Coreceptor usage of SIVrcm isolated from acutely infected PTMs. Coreceptor usage of SIVrcm involves CCR2, as previously reported, but expanded to CCR4 in all four infected PTMs. SIVmac239 served as a control. Ag, antigen.

FIG. 10.

Comparison of CCR4 expression on CD14⁺ monocytes and CD4⁺ T cells in blood from an uninfected PTM. CCR4 expression was significantly lower in CD14⁺ monocytes than in CD4⁺ T cells.
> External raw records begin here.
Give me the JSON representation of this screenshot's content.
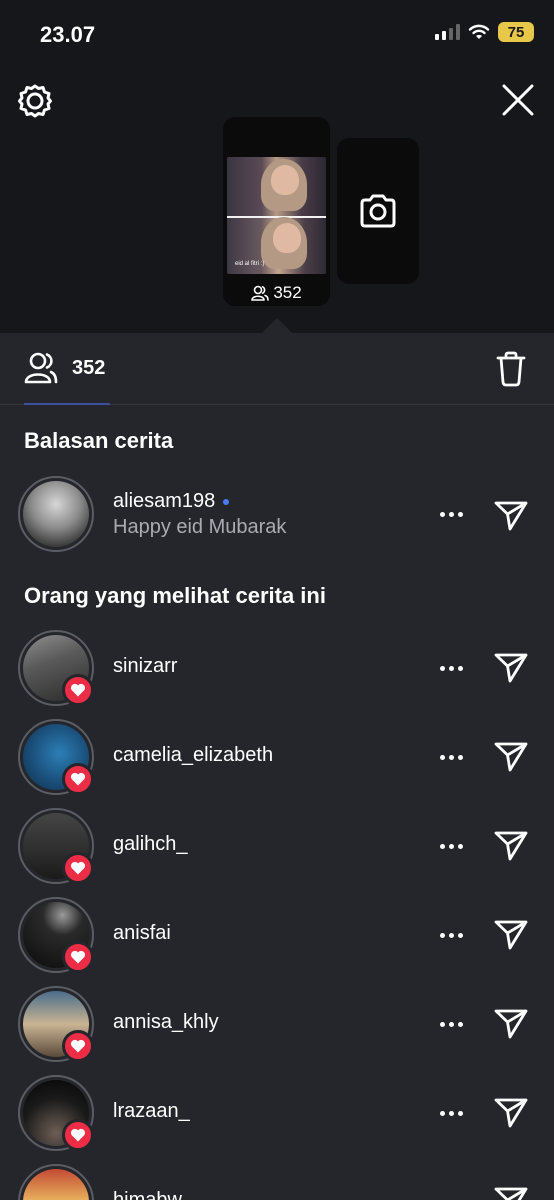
{
  "status_bar": {
    "time": "23.07",
    "battery": "75"
  },
  "story": {
    "caption": "eid al fitri :)",
    "viewer_count": "352"
  },
  "tabs": {
    "viewers_count": "352"
  },
  "sections": {
    "replies_title": "Balasan cerita",
    "viewers_title": "Orang yang melihat cerita ini"
  },
  "reply": {
    "username": "aliesam198",
    "message": "Happy eid Mubarak"
  },
  "viewers": [
    {
      "username": "sinizarr",
      "liked": true
    },
    {
      "username": "camelia_elizabeth",
      "liked": true
    },
    {
      "username": "galihch_",
      "liked": true
    },
    {
      "username": "anisfai",
      "liked": true
    },
    {
      "username": "annisa_khly",
      "liked": true
    },
    {
      "username": "lrazaan_",
      "liked": true
    },
    {
      "username": "himabw",
      "liked": false
    }
  ],
  "colors": {
    "background": "#24262b",
    "top_background": "#15171b",
    "heart": "#ed2c45",
    "accent": "#3d4f9e",
    "online_dot": "#4b7bf5",
    "battery": "#e8c84a"
  },
  "icons": [
    "gear-icon",
    "close-icon",
    "camera-icon",
    "people-icon",
    "trash-icon",
    "more-icon",
    "send-icon",
    "heart-icon"
  ]
}
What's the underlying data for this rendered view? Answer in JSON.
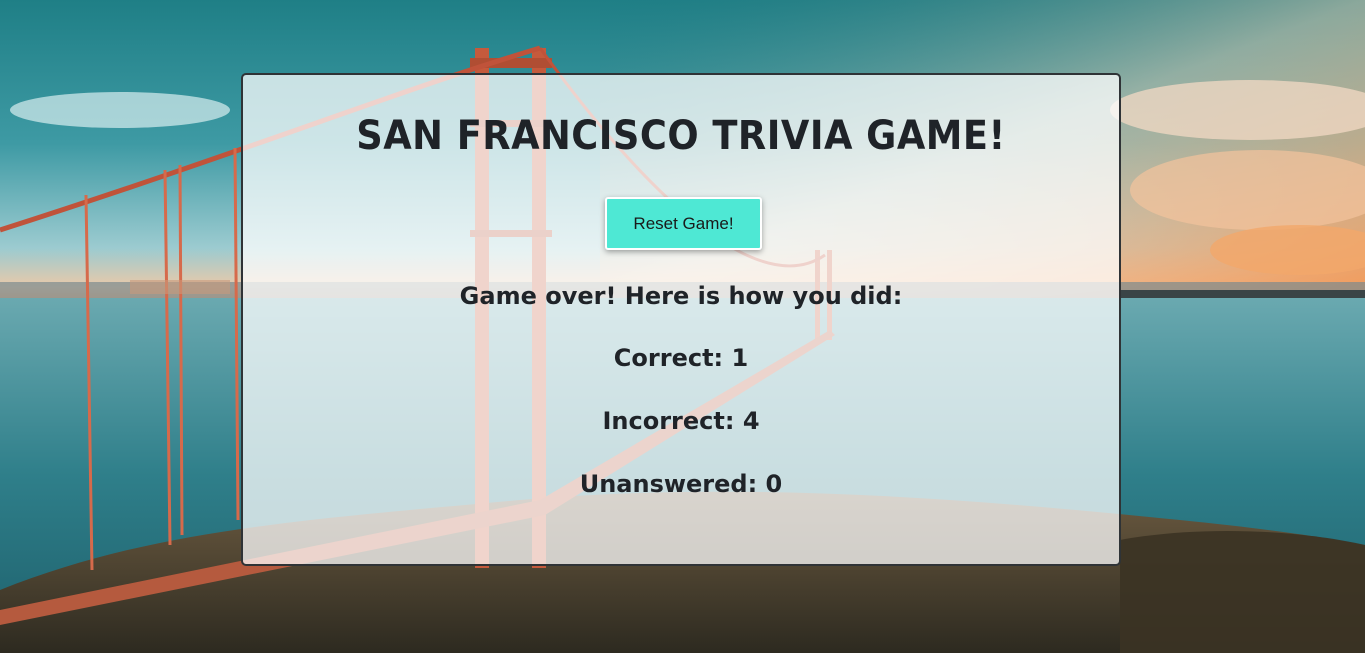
{
  "game": {
    "title": "San Francisco Trivia Game!",
    "reset_label": "Reset Game!",
    "summary": "Game over! Here is how you did:",
    "correct": "Correct: 1",
    "incorrect": "Incorrect: 4",
    "unanswered": "Unanswered: 0"
  },
  "colors": {
    "accent_button": "#4ee8d4",
    "panel_border": "#2f3336",
    "text": "#1f2328"
  },
  "background": {
    "icon": "golden-gate-bridge-photo"
  }
}
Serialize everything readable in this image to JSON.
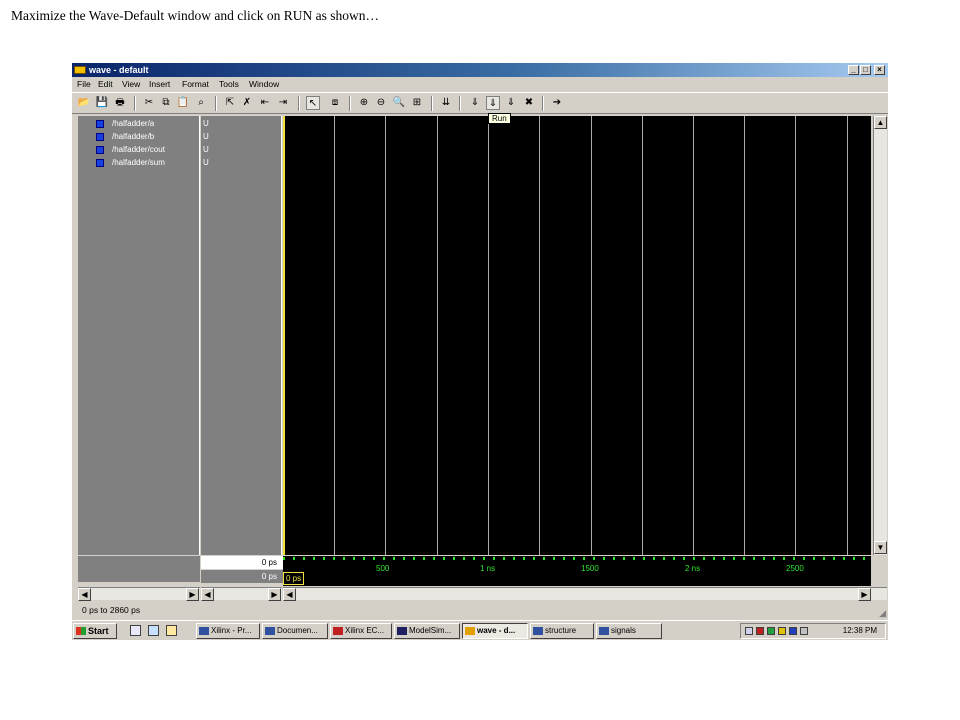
{
  "caption": "Maximize the Wave-Default window and click on RUN as shown…",
  "window": {
    "title": "wave - default",
    "buttons": {
      "minimize": "_",
      "maximize": "□",
      "close": "×"
    }
  },
  "menu": [
    "File",
    "Edit",
    "View",
    "Insert",
    "Format",
    "Tools",
    "Window"
  ],
  "tooltip": "Run",
  "signals": [
    {
      "name": "/halfadder/a",
      "value": "U"
    },
    {
      "name": "/halfadder/b",
      "value": "U"
    },
    {
      "name": "/halfadder/cout",
      "value": "U"
    },
    {
      "name": "/halfadder/sum",
      "value": "U"
    }
  ],
  "cursor_rows": [
    "0 ps",
    "0 ps"
  ],
  "timeline": {
    "labels": [
      "500",
      "1 ns",
      "1500",
      "2 ns",
      "2500"
    ],
    "cursor_label": "0 ps"
  },
  "status": "0 ps to 2860 ps",
  "taskbar": {
    "start": "Start",
    "tasks": [
      "Xilinx - Pr...",
      "Documen...",
      "Xilinx EC...",
      "ModelSim...",
      "wave - d...",
      "structure",
      "signals"
    ],
    "active_task": "wave - d...",
    "clock": "12:38 PM"
  },
  "colors": {
    "wave_bg": "#000000",
    "grid": "#c8c8c8",
    "cursor": "#f0e040",
    "timeline_text": "#2ee82e",
    "signal_icon": "#1840e0"
  }
}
Naïve CD4⁺ T cells (CD28⁺ CD95⁻) showed lower CCR4 expression while memory (CD95⁺) cells expressed significantly higher levels of CCR4 on their surfaces.

FIG. 11.

Alignment of envelope protein sequences from multiple clones of SIVrcm isolated from all four infected PTMs at different time points postinfection. PCR-derived env nucleotide sequences were translated and aligned with previously reported SIVrcm (NCBI database reference sequence AF382829). V1/V5 regions showed distinct changes in clones derived from infected PTMs compared to parental SIVrcm.